Inside, Bonnie continues fixing supper when she hears the car pull in. It isn’t usual for Greg to be gone yet, less so that he would leave an uneaten salad on the kitchen table. Seconds tick to minutes, and still he has not come in. Strange behavior, and Bonnie begins to feel nervous. Setting aside her chopping, she ventures out to the garage. She begins calling, “Greg, honey, where did you go? You left a salad on-” when she stops short at the bizarre spectacle of her husband leering about in the garage’s far corner.
Hearing her gasp and realizing he is no longer alone, Greg stiffens nervously. Clearing his throat, he tells her “I’ll be inside in a second, just a minute.”

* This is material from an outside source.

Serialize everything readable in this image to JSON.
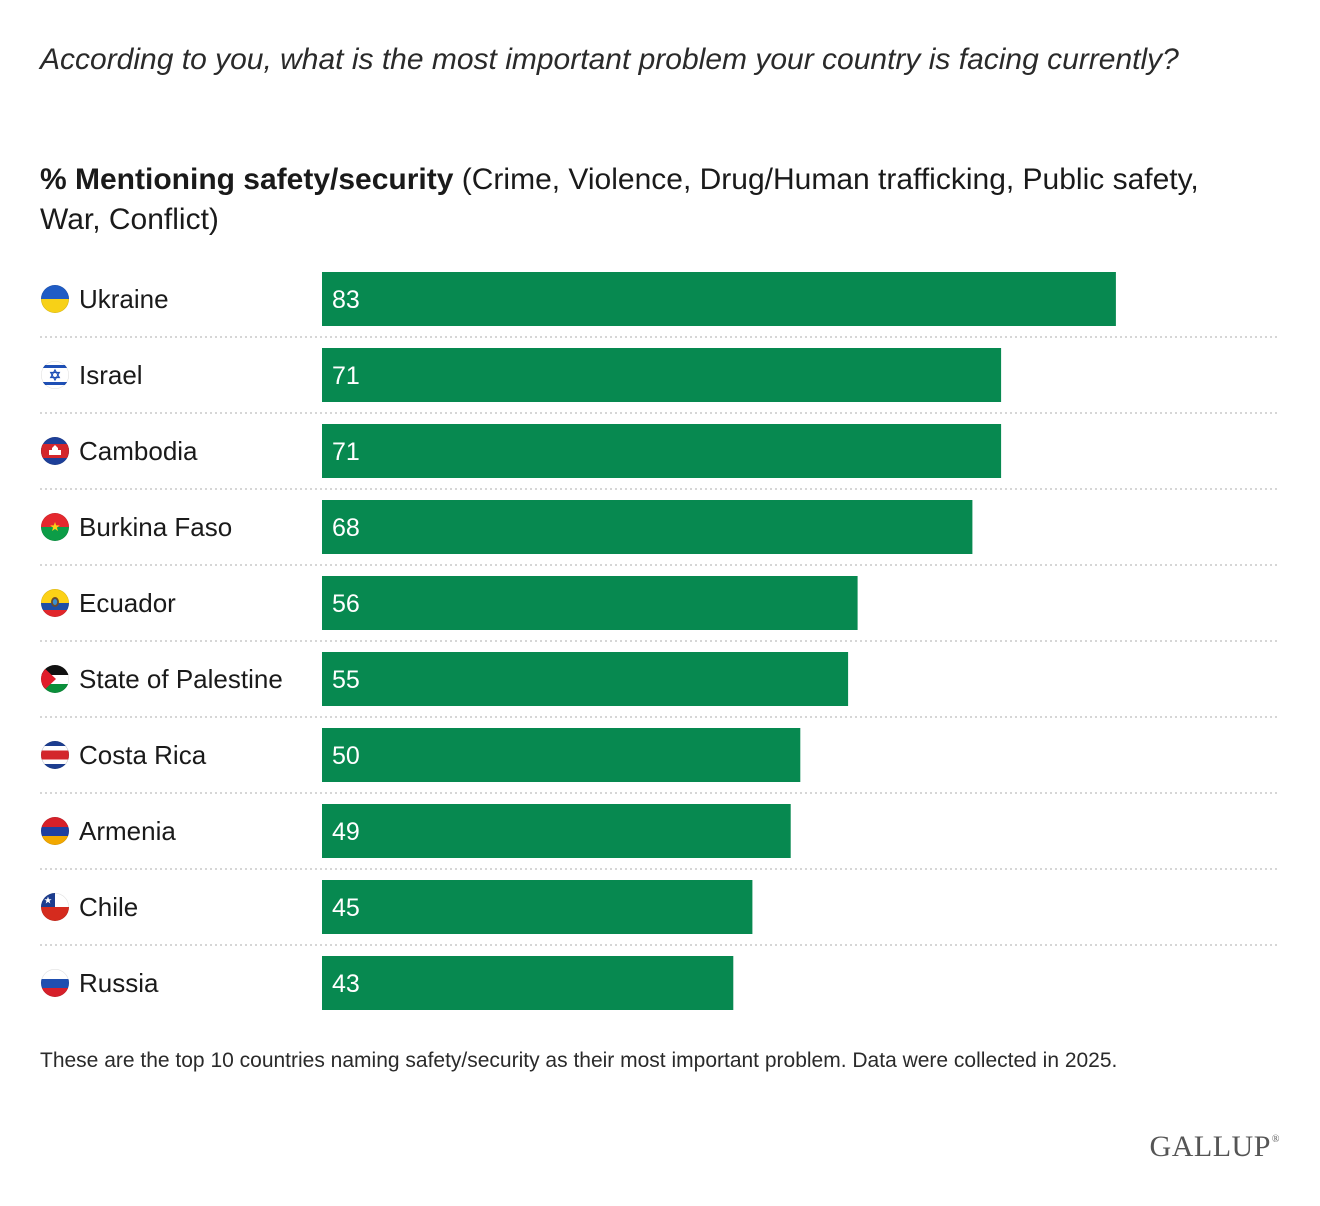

But his mouth sounds full of something, and with a suspicious leer of her own Bonnie approaches her husband. “Greg, what is that? What are you doing?!” To her horror, Greg appears to be eating Spam, cold from the can, with a putty knife. Like some ravenous beast!

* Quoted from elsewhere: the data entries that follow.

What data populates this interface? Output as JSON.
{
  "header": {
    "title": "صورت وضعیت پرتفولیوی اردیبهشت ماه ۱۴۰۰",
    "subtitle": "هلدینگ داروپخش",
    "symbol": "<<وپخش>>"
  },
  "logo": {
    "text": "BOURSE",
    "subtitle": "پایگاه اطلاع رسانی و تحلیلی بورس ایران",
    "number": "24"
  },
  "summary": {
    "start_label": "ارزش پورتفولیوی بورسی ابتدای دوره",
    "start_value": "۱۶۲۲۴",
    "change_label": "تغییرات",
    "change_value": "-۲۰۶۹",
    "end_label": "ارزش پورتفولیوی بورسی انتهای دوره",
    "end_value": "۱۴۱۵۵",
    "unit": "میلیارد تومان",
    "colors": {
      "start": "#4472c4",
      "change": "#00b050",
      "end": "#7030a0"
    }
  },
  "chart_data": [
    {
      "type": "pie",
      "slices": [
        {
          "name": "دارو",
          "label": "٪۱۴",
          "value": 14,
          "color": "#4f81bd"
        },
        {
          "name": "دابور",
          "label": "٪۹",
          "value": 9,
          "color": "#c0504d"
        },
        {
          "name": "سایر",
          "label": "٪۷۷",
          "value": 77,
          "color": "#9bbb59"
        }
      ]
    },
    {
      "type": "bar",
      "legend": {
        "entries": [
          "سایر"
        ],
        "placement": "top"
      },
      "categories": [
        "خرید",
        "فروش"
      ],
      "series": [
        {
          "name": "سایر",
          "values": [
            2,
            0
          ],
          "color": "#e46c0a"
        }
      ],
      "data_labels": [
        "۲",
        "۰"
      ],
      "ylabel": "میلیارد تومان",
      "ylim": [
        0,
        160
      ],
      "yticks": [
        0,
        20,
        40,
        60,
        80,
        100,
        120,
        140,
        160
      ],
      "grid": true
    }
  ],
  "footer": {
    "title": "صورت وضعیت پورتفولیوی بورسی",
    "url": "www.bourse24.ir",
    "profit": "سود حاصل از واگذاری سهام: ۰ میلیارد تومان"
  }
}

“I’m eating Spam!” he explains to her emphatically. “Can’t a man have Spam once in a while?”
“Put it down, hon! Think of your arteries!!” She advances cautiously, as though the can were full of trans fatty contagions. “Put down the putty knife, hon.” She tries to grab for the tin, despite his protests and defensive shuffles backward. At last, she loses patience with this childishness. “Give it here!”

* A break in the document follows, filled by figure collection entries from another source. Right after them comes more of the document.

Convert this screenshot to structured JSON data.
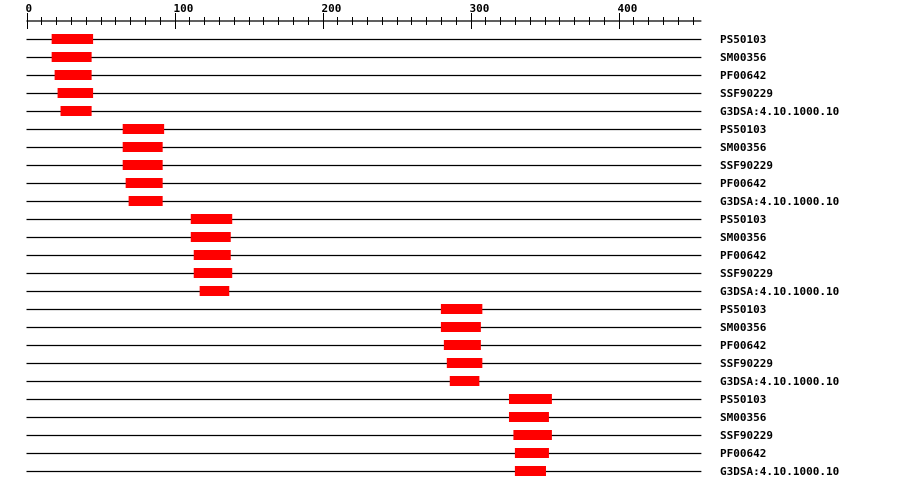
{
  "axis": {
    "min": 0,
    "max": 456,
    "major_step": 100,
    "minor_step": 10,
    "tick_labels": [
      "0",
      "100",
      "200",
      "300",
      "400"
    ]
  },
  "colors": {
    "domain": "#ff0000",
    "line": "#000000"
  },
  "rows": [
    {
      "label": "PS50103",
      "start": 17,
      "end": 45
    },
    {
      "label": "SM00356",
      "start": 17,
      "end": 44
    },
    {
      "label": "PF00642",
      "start": 19,
      "end": 44
    },
    {
      "label": "SSF90229",
      "start": 21,
      "end": 45
    },
    {
      "label": "G3DSA:4.10.1000.10",
      "start": 23,
      "end": 44
    },
    {
      "label": "PS50103",
      "start": 65,
      "end": 93
    },
    {
      "label": "SM00356",
      "start": 65,
      "end": 92
    },
    {
      "label": "SSF90229",
      "start": 65,
      "end": 92
    },
    {
      "label": "PF00642",
      "start": 67,
      "end": 92
    },
    {
      "label": "G3DSA:4.10.1000.10",
      "start": 69,
      "end": 92
    },
    {
      "label": "PS50103",
      "start": 111,
      "end": 139
    },
    {
      "label": "SM00356",
      "start": 111,
      "end": 138
    },
    {
      "label": "PF00642",
      "start": 113,
      "end": 138
    },
    {
      "label": "SSF90229",
      "start": 113,
      "end": 139
    },
    {
      "label": "G3DSA:4.10.1000.10",
      "start": 117,
      "end": 137
    },
    {
      "label": "PS50103",
      "start": 280,
      "end": 308
    },
    {
      "label": "SM00356",
      "start": 280,
      "end": 307
    },
    {
      "label": "PF00642",
      "start": 282,
      "end": 307
    },
    {
      "label": "SSF90229",
      "start": 284,
      "end": 308
    },
    {
      "label": "G3DSA:4.10.1000.10",
      "start": 286,
      "end": 306
    },
    {
      "label": "PS50103",
      "start": 326,
      "end": 355
    },
    {
      "label": "SM00356",
      "start": 326,
      "end": 353
    },
    {
      "label": "SSF90229",
      "start": 329,
      "end": 355
    },
    {
      "label": "PF00642",
      "start": 330,
      "end": 353
    },
    {
      "label": "G3DSA:4.10.1000.10",
      "start": 330,
      "end": 351
    }
  ]
}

“Never!” Loading up on another mouthful Greg dashes for the door, Bonnie close behind. He savors the greasy, salty, faintly porky flavor and distinctly foamy texture of the meat as it squelches between his teeth. He feels exuberant. “This is different! This is madness! This is life!!” he thinks to himself as he rounds the corner, and breaks a sprint across the back yard for the tree line.
Bonnie cannot keep up; nearly a decade of salads have kept him fit and surprisingly spry. She gives up around the middle of the yard. “You’ll spoil your appetite!” Bonnie shouts after her fool of a husband, but to no avail. He calls something back between mouthfuls about living, she thinks, and the snapping branches and crunching leaves fade distantly into silence.